Los Angeles Times

Effort targets bogus 911 calls

The CAREN Act would designate discrimina­tory police calls as hate crimes.

- By Jake Sheridan

As viral videos continue to show 911 calls being leveraged to threaten people of color, a San Francisco supervisor has introduced a new proposal to criminaliz­e discrimina­tory emergency calls.

Supervisor Shamann Walton, who introduced the legislatio­n Tuesday, calls it the CAREN Act. The acronym stands for Caution Against Racially Exploitati­ve Non-Emergencie­s, but the proposal seems to carry more meaning.

The name “Karen” has been used on social media to identify antagonist­ic, entitled white women. More recently, the label has been applied to those caught on video showing a prejudicia­l bias toward people of color, particular­ly calling police while exhibiting a false sense of distress.

Such calls aren’t new, but they have received growing attention in recent weeks after video of a white woman calling police on a Black man in Central Park went viral six weeks ago. Amy Cooper called authoritie­s to report she was being threatened by “an African American man.” The man — Christian Cooper, who was in the park to watch birds — videotaped the exchange and posted it on Twitter.

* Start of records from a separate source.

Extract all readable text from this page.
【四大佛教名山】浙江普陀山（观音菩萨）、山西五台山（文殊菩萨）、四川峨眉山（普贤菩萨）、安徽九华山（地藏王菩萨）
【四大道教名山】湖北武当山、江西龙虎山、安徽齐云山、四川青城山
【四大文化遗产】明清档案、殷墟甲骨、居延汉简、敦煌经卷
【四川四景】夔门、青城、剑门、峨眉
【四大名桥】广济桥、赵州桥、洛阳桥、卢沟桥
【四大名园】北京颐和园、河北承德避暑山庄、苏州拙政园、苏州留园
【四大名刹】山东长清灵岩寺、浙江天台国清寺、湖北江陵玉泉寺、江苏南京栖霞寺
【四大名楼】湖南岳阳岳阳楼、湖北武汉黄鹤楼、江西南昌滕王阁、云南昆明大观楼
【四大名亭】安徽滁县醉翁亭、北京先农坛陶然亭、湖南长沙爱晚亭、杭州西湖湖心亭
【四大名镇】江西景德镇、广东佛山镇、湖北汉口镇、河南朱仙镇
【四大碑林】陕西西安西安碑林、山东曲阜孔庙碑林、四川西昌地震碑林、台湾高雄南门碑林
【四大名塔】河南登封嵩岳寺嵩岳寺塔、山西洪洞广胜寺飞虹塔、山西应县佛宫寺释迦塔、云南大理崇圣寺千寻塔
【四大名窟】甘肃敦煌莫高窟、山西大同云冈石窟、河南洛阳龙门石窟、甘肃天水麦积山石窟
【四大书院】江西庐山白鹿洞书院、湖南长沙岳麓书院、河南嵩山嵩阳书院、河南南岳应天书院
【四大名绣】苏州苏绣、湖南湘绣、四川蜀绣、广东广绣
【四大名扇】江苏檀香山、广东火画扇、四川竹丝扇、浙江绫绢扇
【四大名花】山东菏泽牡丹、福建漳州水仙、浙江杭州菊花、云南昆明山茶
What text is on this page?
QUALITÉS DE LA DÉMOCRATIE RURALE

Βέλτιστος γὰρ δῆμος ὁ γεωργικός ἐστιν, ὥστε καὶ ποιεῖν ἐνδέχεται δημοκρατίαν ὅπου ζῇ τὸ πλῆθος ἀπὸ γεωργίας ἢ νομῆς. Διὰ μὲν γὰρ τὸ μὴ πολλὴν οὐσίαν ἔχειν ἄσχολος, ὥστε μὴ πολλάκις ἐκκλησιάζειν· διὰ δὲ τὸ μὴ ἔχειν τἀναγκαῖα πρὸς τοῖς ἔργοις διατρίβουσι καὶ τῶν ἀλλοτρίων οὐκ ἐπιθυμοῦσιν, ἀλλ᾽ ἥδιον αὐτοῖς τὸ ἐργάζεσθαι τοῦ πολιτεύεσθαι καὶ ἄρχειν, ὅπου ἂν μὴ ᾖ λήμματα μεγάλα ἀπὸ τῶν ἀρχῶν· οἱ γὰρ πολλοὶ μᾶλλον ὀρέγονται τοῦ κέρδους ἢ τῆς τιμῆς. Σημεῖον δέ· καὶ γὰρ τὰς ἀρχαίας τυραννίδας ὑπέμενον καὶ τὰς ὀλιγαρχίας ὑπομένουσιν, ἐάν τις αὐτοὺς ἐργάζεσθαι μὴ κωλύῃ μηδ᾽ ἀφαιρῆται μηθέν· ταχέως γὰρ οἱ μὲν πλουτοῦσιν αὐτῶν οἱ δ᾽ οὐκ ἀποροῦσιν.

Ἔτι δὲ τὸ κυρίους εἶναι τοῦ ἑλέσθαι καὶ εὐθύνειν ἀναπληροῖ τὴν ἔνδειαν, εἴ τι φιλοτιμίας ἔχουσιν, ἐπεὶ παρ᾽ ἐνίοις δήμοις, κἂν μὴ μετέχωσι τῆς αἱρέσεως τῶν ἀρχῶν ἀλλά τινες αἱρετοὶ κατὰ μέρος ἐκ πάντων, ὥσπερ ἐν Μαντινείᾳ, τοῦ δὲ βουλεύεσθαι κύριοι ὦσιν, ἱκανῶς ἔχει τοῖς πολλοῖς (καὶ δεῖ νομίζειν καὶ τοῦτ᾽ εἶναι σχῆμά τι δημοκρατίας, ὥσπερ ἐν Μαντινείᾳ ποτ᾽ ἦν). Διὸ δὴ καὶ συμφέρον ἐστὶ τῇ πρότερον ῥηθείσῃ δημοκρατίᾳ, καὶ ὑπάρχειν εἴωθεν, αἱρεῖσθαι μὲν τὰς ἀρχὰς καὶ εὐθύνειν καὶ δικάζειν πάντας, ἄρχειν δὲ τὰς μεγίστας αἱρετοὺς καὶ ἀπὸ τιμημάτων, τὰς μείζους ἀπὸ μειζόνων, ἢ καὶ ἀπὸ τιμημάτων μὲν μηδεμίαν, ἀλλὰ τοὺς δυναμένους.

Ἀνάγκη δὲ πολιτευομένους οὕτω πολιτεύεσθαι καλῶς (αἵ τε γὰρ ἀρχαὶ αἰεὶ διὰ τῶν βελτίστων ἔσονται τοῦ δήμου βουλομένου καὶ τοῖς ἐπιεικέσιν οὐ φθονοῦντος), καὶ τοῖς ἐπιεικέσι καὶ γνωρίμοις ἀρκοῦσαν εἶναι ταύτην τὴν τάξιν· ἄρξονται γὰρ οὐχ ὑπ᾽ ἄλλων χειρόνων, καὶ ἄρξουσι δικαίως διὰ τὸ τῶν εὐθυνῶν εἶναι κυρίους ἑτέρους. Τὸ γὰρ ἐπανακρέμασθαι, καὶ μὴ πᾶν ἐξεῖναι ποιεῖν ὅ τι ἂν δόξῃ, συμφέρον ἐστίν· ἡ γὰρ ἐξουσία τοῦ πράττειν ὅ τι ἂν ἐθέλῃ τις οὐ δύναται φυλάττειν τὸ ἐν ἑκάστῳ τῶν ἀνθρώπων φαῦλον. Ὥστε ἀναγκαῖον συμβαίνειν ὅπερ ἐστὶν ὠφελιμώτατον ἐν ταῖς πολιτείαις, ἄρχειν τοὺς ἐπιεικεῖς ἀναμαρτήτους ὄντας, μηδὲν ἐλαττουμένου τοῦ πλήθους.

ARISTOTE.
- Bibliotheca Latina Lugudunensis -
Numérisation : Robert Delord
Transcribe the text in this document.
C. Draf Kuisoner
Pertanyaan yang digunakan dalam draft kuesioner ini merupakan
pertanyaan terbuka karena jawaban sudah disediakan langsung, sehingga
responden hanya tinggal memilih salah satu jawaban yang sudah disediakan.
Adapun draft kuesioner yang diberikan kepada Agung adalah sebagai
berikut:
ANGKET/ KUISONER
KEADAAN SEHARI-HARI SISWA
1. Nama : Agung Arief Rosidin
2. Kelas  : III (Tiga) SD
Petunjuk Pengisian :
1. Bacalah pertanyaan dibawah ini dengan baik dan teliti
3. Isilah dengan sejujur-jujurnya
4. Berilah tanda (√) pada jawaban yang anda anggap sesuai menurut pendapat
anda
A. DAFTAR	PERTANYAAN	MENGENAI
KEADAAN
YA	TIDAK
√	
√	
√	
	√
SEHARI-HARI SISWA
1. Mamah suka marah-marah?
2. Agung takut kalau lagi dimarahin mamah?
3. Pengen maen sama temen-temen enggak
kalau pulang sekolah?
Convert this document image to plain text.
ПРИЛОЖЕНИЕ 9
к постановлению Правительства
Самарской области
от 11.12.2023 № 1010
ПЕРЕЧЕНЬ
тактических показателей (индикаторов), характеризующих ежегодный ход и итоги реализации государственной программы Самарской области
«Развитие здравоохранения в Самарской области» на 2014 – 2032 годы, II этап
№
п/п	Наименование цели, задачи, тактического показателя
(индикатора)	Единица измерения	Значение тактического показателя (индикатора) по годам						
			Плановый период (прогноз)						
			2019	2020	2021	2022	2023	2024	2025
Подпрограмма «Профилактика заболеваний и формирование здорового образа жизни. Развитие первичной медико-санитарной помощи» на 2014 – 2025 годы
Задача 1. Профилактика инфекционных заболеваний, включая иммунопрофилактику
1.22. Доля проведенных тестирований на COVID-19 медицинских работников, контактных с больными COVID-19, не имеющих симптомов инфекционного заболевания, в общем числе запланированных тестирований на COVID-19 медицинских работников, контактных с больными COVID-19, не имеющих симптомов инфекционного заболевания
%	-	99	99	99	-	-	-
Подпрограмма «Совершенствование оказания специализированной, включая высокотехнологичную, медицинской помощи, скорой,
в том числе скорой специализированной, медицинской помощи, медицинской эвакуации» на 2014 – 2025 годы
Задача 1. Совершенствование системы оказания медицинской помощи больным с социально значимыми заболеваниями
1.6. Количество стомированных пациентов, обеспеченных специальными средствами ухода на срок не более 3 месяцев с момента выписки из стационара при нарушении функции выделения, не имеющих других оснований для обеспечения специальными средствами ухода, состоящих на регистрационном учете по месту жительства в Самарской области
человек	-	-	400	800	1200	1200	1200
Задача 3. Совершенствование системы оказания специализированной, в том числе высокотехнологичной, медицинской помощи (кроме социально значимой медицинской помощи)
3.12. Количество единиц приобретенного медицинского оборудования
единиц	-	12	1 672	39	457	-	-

In the wake of the death of George Floyd, a Black man killed in police custody in Minneapoli­s, dozens of “Karen” videos have spread across the internet, triggering outcry and ongoing conversati­ons about race, access to public space and when it’s appropriat­e to call police.

But Walton says enough is enough.

“This is the CAREN we need,” he wrote in a tweet.

“Within the last month and a half in the Bay Area, an individual called the police on a Black man who was dancing and exercising on the street in his Alameda neighborho­od and a couple called the police on a Filipino man stenciling ‘Black Lives Matter’ in chalk in front of his own residence in San Francisco’s Pacific Heights,” Walton said in a news release.

He noted that California law made filing false police reports illegal but explained that his legislatio­n went further by designatin­g discrimina­tory 911 calls as hate crimes and providing civil remedy for people harmed by such calls.

“Under existing laws,” Walton said, “there are no consequenc­es for people who make fraudulent emergency calls based on the perception of another individual to be a threat due to their race, religion, ethnicity, religious affiliatio­n, gender, sexual orientatio­n, gender identity, or outward appearance.”

California Assemblyma­n Rob Bonta, who represents Oakland and serves as assistant majority leader, proposed similar legislatio­n at the statehouse. An amendment to his AB 1550 bill would also designate discrimina­tory calls as hate crimes and provide civil remedy for those harmed.

“We must not allow people to use our 911 and law enforcemen­t systems as weapons for hate,” Bonta said.

Walton said his ordinance and Banta’s bill were “part of a larger nationwide movement to address racial biases and implement consequenc­es for weaponizin­g emergency resources with racist intentions,” alongside similar bills in New York and Oregon.

AB 1550 is currently in the California State Senate’s Safety Committee. The CAREN Act has a 30-day hold after introducti­on but will likely then be heard by a Board of Supervisor­s committee and go into effect “30 days after the mayor signs the ordinance in San Francisco,” Walton said.